There is an innordinate and irrational fear about privacy that drives FUD mongering stories. One way to tell is that the stories are often hyperbolic, exagerated, and even blatantly wrong. Ed Bott illustrates the phenomena in regards to the recent NSA PRISM stories.
“That absence of an independent tech check means both publications got the story wrong, as subsequent reporting by other journalists with experience in these topics has confirmed. These are not trivial details, nor is this a matter of semantics. We’re not quibbling over words. If you don’t understand the technical workings of these surveillance programs, you can’t understand whether they’re working as intended, you can’t identify where the government has overstepped its bounds, and you can’t intelligently debate the proper response. The fact that the government has maintained rigid secrecy compounds the problem.”

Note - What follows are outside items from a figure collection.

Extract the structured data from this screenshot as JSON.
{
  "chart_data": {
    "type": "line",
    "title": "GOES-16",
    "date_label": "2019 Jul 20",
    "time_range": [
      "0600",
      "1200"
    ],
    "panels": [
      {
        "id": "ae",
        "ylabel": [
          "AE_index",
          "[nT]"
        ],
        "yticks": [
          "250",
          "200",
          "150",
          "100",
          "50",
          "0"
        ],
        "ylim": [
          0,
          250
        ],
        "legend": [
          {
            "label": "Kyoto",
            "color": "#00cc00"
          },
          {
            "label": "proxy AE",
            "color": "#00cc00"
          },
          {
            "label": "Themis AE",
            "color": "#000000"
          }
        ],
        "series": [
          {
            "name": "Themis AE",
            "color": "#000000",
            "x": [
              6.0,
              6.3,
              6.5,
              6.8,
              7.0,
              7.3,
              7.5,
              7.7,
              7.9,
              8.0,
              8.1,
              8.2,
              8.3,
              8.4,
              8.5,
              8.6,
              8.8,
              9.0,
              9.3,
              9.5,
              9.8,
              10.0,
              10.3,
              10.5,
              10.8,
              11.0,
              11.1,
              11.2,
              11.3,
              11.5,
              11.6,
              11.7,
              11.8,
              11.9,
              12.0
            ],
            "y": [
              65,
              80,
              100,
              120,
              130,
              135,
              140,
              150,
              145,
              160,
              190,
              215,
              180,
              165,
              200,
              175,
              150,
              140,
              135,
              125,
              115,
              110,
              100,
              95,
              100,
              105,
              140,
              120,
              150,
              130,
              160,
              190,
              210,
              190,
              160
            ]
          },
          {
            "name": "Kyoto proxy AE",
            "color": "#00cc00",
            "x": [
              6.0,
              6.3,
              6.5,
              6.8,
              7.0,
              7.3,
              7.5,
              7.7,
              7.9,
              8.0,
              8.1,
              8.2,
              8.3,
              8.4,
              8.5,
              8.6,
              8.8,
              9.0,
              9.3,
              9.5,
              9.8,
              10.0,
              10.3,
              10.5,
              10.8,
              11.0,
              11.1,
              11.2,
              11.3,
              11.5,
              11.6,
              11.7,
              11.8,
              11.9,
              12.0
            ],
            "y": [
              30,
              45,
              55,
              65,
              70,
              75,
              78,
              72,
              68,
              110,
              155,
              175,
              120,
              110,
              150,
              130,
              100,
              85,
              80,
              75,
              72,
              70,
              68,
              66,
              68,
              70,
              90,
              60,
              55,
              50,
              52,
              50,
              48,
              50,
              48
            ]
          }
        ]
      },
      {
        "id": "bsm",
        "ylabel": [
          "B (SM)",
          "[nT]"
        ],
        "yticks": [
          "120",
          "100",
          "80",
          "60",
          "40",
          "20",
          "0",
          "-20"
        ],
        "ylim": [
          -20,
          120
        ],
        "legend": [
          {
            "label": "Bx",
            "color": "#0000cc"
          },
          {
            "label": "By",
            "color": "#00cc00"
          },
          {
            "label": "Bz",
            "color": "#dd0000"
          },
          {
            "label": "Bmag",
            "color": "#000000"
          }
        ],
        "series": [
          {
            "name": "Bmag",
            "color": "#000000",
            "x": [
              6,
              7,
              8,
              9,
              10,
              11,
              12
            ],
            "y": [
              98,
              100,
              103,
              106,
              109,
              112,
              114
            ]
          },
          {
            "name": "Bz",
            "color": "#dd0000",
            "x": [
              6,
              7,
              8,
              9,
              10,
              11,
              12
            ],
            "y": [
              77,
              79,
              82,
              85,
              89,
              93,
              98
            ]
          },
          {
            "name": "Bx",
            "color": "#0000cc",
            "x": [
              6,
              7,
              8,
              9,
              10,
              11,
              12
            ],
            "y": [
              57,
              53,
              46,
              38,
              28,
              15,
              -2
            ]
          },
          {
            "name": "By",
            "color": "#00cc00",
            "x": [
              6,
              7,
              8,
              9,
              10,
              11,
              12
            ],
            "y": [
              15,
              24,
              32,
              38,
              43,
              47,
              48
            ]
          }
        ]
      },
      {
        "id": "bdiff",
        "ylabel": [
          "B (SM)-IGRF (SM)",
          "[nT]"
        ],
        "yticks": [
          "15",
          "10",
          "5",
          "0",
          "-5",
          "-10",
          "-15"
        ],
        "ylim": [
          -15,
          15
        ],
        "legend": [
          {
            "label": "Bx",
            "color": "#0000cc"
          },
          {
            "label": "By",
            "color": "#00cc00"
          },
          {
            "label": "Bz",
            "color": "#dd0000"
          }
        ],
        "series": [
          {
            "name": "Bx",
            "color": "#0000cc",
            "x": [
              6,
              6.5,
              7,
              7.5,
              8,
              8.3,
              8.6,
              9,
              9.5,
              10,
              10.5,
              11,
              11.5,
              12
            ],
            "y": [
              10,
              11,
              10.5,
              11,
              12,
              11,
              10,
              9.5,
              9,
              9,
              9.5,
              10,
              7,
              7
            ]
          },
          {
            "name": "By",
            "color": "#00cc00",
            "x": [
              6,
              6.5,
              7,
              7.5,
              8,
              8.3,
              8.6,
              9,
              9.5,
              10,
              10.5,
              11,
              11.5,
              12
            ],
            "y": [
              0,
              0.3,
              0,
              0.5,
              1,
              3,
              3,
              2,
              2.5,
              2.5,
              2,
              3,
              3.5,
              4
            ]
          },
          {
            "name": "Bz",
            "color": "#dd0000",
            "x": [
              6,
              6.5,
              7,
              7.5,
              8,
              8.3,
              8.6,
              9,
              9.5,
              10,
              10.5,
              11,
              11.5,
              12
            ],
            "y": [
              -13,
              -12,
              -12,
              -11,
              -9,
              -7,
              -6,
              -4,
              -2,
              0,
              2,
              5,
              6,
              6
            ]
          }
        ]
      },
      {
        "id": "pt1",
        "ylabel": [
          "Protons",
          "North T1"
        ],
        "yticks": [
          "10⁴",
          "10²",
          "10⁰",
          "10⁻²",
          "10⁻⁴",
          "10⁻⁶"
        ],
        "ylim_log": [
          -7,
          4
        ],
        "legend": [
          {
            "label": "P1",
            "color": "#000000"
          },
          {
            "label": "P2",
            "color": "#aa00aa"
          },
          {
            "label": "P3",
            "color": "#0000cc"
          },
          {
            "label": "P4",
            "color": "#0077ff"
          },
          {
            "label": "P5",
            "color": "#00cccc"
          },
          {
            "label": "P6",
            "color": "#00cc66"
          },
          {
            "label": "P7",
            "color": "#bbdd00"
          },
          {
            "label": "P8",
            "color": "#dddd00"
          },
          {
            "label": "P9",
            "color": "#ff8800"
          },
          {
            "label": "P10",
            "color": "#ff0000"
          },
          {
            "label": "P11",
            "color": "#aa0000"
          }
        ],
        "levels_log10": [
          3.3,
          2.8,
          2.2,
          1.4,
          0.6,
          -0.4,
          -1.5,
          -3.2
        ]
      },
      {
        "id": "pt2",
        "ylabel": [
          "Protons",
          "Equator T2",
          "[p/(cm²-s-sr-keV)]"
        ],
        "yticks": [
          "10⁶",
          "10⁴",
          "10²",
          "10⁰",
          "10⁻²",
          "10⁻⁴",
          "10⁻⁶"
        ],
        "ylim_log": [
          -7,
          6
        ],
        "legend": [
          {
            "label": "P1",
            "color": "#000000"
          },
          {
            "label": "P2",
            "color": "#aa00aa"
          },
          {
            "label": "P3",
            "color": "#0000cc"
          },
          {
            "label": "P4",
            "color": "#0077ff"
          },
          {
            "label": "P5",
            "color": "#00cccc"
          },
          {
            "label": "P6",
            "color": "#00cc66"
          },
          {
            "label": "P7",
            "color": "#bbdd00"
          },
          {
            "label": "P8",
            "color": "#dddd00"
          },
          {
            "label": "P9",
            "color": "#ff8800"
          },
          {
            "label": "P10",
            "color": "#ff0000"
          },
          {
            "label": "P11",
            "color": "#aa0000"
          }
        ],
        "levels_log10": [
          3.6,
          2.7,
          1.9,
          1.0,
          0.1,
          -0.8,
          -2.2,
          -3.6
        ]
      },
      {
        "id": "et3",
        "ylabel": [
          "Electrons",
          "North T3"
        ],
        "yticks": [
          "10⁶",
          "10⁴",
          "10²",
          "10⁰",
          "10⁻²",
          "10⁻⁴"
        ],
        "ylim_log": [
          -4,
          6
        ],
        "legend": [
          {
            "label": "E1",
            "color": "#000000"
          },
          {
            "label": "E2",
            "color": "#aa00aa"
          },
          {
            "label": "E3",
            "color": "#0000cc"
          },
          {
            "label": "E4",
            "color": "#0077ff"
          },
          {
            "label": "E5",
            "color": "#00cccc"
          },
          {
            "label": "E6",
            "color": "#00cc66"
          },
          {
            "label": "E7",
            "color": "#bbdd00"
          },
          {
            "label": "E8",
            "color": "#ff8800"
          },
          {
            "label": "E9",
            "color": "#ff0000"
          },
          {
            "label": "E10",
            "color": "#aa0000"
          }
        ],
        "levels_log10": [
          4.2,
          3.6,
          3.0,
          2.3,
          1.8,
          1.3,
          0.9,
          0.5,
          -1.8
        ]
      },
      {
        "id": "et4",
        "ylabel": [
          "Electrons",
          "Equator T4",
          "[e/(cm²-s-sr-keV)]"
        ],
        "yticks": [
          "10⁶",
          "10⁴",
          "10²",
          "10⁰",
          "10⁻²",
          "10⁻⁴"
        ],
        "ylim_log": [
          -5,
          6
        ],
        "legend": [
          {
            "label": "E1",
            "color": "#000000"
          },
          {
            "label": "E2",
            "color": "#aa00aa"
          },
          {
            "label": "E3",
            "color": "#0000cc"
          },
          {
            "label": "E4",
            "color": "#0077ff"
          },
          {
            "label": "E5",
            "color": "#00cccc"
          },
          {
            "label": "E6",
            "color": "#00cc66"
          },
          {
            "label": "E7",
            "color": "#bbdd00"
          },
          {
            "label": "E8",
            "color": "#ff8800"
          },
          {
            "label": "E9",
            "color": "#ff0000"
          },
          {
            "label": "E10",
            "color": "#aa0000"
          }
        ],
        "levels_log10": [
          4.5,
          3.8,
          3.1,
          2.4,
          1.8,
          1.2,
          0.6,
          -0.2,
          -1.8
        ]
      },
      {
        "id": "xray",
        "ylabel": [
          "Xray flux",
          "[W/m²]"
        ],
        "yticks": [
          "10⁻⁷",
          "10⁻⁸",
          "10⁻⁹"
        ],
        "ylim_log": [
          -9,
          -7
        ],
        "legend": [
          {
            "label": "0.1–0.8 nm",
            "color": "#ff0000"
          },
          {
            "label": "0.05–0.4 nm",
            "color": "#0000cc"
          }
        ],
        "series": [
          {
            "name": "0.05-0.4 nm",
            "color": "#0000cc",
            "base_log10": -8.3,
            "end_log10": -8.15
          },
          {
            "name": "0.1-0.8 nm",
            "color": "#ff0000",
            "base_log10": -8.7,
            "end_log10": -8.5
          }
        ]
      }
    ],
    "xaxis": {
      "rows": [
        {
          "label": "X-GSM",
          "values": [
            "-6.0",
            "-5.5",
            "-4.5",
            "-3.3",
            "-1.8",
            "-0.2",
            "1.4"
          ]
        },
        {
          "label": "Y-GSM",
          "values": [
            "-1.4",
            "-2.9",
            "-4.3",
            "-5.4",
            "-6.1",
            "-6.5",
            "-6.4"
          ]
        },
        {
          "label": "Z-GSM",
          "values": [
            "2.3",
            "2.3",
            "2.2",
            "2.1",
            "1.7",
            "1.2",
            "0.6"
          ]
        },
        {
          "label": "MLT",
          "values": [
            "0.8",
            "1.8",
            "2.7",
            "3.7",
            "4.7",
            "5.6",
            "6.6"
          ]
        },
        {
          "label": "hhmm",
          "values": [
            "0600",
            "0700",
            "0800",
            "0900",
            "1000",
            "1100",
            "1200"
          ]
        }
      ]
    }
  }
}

Who cares is a source is giving away classified and secret information? Who cares if large tech companies get slandered?
“The system described in the PRISM presentation appears to be an automated way to process those FBI and NSA requests. It’s clearly not an open doorway into any of those companies’ servers, as The Guardian and the Post originally alleged.
The nine companies listed in the PRISM slide deck are there because they offer widely used communication services, most of them free.
The botched reporting by the Guardian and the Post means that millions of readers directed their anger at a handful of big companies that were unfairly accused of selling out their customers to the national security apparatus. The reality is that if NSA surveillance is indeed overstepping its bounds, those companies are victims, not willing participants.”
Anything for a good story, it seems, especially if it trashes the U.S. and large corporate entities. After all, 9/11 and the Boston Bombing were just minor criminal activities and there is no ‘war on terror’ or global ideological conflict laced with significant violence against the innocent.